Muhtorov is certainly the prime - and most widely-covered - example. But since ratcheting ties with Uzbekistan, the US government has arrested one and put the hit out on three others for being anti-Karimov. This is not enough to make a pattern, I admit. But it is absolutely frightening to think that as part of the NDN bargain , the US has decided to begin rolling up on anti-Karimov individuals.
Who is Muhtorov likely to know? Other dissident Uzbeks, to be sure. Any implication by him suddenly cracks into the entire Uzbek opposition in exile and links them to a terrorist group. Any communication, exchange of money, or organization with Muhtorov will be considered liaising with a terrorist in the eyes of the United States if Muhtorov is found guilty. These arrests are worth being followed skeptically. The US counter-terrorism establishment could be given carte-blanche to destroy or at least de-legitamize an opposition movement against a man and an apparatus that "...is one of the most horrific rights abusers on the planet.
Here's what what's wrong with Gazistan's theory:
1. Come now, these arrests were made not because these people are "anti-Karimov" or because they had "Islamic fashions" or "perused the Internet" --good Lord, there are tons of people who fit those descriptions and tons of "anti-Karimov" dissidents roaming all over Europe, the US and the former Soviet Union. That's completely misleading as federal agents, even federal agents having to "do favours for the NDN" still have to make their case. They're in a climate where not only Kucera, but Glenn Greenwald, the Huffington Post, the Nation, Human Rights Watch and scores of others will howl, remember? (HRW hasn't commented on any of this, but then, they don't comment on things that occur like this outside their campaigns as they are layered in lawyers and program managers who weigh comments like this every which way before they let anyone talk. Given the climate created in the Soros-funded "community" now around these cases, it may only be a matter of checking your watch to see when the Watch will sing from the same hymnbook.)
2. The effort to lift the waiver in Congress began with the vote in the Senate Appropriations Committee in September -- it was essentially a done deal then, as no one would likely stall the entire foreign military aid bill just over Uzbekistan -- and it was indeed passed into law in December. Wouldn't the investigation of the men in Germany and Mukhtarev in the US have to have begun before December and even September? A case like that isn't whipped up in a week or a month. The connection between the evil NDN or the waiver isn't explicit. The NDN cooperation existed even before this waiver, which is largely symbolic with minimal aid in any event.
3. Mukhtarev doesn't hook up to any big or small group in Uzbekistan. He was in a reputable human rights group's chapter in Jizzak which was disbanded by the head office because both Mukhtarev and his predecessor wouldn't file financial reports, remember? He tried to join another farmers' group which was more extreme (in terms of overthrowing Karimov, although not known to have advocated terrorism), but not much has been heard from that group, you know?

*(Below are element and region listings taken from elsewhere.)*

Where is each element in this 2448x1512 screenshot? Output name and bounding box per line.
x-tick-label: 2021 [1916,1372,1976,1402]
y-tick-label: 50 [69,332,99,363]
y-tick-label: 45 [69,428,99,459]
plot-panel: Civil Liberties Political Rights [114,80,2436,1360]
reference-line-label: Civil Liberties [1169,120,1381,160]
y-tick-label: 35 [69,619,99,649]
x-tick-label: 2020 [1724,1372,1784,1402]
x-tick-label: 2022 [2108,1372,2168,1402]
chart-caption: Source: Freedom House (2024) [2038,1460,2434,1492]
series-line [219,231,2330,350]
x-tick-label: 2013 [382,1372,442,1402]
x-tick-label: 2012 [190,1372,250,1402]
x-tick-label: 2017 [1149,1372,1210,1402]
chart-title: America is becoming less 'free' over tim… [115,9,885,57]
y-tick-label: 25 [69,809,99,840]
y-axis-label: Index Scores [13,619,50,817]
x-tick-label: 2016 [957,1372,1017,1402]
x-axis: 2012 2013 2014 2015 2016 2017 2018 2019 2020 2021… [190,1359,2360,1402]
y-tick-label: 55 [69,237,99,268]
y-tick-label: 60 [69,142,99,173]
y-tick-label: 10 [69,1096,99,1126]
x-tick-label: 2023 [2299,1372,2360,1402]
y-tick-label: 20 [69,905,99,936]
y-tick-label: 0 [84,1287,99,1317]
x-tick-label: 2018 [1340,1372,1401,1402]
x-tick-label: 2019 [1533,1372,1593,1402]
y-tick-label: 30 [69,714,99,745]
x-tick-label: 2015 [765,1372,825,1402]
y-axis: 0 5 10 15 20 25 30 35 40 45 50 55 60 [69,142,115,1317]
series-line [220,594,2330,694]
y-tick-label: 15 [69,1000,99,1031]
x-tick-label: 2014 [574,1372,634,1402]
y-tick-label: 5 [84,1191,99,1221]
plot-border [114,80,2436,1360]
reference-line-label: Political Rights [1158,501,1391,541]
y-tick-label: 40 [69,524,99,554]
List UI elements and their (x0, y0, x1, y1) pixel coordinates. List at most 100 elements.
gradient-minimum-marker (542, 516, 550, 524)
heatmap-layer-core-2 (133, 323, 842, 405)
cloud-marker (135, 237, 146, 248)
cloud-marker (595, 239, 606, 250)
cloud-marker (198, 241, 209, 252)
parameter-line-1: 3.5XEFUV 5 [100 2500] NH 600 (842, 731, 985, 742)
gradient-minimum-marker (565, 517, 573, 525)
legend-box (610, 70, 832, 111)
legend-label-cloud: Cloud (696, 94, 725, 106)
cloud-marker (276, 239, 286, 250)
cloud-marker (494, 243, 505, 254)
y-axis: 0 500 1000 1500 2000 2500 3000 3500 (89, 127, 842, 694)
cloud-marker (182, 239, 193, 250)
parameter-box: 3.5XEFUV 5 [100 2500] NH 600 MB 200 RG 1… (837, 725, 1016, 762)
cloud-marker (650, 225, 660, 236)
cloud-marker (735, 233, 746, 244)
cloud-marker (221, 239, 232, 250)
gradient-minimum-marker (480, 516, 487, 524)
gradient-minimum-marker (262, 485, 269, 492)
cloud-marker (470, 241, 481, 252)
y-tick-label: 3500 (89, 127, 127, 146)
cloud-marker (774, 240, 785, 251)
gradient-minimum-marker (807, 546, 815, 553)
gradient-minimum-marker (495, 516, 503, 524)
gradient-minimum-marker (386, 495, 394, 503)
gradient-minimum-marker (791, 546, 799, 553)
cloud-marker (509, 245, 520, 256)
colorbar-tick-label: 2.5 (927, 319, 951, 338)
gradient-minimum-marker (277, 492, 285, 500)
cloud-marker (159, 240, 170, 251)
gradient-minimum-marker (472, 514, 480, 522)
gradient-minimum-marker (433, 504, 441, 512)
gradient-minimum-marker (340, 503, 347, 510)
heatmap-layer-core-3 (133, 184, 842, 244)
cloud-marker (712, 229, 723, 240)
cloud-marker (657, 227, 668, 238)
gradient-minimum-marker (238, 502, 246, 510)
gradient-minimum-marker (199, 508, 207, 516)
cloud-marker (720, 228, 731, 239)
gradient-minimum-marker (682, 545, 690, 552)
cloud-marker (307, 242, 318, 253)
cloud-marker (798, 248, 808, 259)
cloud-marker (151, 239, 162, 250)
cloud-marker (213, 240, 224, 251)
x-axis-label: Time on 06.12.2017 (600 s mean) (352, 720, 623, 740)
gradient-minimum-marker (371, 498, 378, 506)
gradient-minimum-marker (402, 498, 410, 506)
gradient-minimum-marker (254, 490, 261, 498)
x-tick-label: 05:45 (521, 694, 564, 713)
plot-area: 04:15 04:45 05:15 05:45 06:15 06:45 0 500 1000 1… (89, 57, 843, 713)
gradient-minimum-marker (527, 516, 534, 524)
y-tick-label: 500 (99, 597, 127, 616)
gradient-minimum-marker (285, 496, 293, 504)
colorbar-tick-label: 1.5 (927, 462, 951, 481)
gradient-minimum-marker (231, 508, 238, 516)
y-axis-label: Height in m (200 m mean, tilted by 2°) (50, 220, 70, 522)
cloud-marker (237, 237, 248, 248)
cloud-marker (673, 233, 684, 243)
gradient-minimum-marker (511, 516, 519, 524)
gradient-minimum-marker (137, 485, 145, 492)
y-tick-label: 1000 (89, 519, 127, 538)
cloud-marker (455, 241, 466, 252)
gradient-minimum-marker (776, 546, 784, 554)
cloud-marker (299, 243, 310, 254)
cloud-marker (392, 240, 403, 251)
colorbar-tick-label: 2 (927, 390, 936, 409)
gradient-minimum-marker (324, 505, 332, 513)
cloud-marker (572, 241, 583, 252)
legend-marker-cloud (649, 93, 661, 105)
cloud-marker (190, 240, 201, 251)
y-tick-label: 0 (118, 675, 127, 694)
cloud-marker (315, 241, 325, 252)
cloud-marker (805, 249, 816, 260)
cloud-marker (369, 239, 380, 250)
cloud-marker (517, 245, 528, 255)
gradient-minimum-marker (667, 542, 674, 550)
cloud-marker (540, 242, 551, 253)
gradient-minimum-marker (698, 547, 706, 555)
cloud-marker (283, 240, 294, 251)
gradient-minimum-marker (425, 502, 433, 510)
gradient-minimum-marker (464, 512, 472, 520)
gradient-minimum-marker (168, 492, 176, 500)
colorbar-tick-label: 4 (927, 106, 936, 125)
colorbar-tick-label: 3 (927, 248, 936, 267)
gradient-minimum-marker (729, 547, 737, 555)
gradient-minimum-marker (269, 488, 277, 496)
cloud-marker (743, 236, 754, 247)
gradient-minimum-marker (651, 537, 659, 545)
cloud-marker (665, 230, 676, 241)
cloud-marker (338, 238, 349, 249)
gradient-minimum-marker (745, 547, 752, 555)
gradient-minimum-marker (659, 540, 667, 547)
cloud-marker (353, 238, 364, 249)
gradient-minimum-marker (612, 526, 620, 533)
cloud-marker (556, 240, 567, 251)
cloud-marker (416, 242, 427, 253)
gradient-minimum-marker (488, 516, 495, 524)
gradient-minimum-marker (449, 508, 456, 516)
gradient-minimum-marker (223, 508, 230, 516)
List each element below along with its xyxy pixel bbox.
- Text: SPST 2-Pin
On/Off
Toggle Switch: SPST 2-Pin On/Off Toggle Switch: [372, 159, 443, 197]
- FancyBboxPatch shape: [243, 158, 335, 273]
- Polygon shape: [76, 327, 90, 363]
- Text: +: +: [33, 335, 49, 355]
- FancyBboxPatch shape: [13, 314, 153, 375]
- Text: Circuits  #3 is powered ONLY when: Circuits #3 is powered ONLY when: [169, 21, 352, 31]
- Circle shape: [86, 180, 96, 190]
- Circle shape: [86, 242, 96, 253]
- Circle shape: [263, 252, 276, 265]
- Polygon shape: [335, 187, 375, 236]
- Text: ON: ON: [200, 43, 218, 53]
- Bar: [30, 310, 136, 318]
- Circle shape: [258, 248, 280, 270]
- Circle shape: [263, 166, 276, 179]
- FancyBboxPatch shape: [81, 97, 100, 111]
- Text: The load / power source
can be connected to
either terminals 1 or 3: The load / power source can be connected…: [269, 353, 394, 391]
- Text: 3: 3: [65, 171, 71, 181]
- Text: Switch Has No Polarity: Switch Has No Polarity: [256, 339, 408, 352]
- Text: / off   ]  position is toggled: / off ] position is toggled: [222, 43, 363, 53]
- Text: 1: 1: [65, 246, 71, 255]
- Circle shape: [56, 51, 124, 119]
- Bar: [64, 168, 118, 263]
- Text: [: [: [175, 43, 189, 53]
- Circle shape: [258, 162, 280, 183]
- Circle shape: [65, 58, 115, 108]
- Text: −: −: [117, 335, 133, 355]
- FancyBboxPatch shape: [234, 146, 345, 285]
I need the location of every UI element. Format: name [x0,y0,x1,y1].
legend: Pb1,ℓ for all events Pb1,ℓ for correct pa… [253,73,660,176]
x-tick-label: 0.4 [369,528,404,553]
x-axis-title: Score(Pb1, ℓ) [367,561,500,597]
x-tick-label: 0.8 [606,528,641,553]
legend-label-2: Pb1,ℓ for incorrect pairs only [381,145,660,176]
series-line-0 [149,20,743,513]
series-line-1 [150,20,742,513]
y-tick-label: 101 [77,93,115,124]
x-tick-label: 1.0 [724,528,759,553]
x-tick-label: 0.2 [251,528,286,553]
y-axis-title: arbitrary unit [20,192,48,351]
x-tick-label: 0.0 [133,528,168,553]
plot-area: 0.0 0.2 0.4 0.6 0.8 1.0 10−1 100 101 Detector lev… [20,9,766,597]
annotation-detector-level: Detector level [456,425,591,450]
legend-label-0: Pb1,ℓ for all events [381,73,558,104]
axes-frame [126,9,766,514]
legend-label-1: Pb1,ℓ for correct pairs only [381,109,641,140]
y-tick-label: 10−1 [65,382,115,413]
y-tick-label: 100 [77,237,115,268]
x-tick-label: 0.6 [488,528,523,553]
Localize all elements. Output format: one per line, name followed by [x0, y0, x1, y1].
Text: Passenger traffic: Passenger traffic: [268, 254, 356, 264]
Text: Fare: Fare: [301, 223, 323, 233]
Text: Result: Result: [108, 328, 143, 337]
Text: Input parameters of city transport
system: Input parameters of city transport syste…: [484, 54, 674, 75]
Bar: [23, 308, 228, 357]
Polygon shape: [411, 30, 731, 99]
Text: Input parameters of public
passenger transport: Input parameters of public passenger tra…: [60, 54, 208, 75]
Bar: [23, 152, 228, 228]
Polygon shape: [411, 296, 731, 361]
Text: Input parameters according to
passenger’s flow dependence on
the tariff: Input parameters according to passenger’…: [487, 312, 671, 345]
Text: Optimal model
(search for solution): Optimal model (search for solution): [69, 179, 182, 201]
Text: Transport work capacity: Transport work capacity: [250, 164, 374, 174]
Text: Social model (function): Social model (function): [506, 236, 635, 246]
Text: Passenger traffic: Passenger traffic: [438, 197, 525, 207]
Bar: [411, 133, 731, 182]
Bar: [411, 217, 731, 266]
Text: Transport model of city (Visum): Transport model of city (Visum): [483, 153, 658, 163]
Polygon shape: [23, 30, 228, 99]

4. Mukhtarev doesn't seem to hook up to any big or small group in exile, either. He wasn't vocal during his travels from Kyrgyzstan to the US, he isn't showing up at pickets against Gulnara Karimova or various other PMU actions abroad, for example, that I can see. What has he been doing all this time?
In short, while I believe all kinds of bad bargains are made for this highway and more are yet to come, we don't have sufficient evidence that these particular cases or dissidents in general have been "sold out".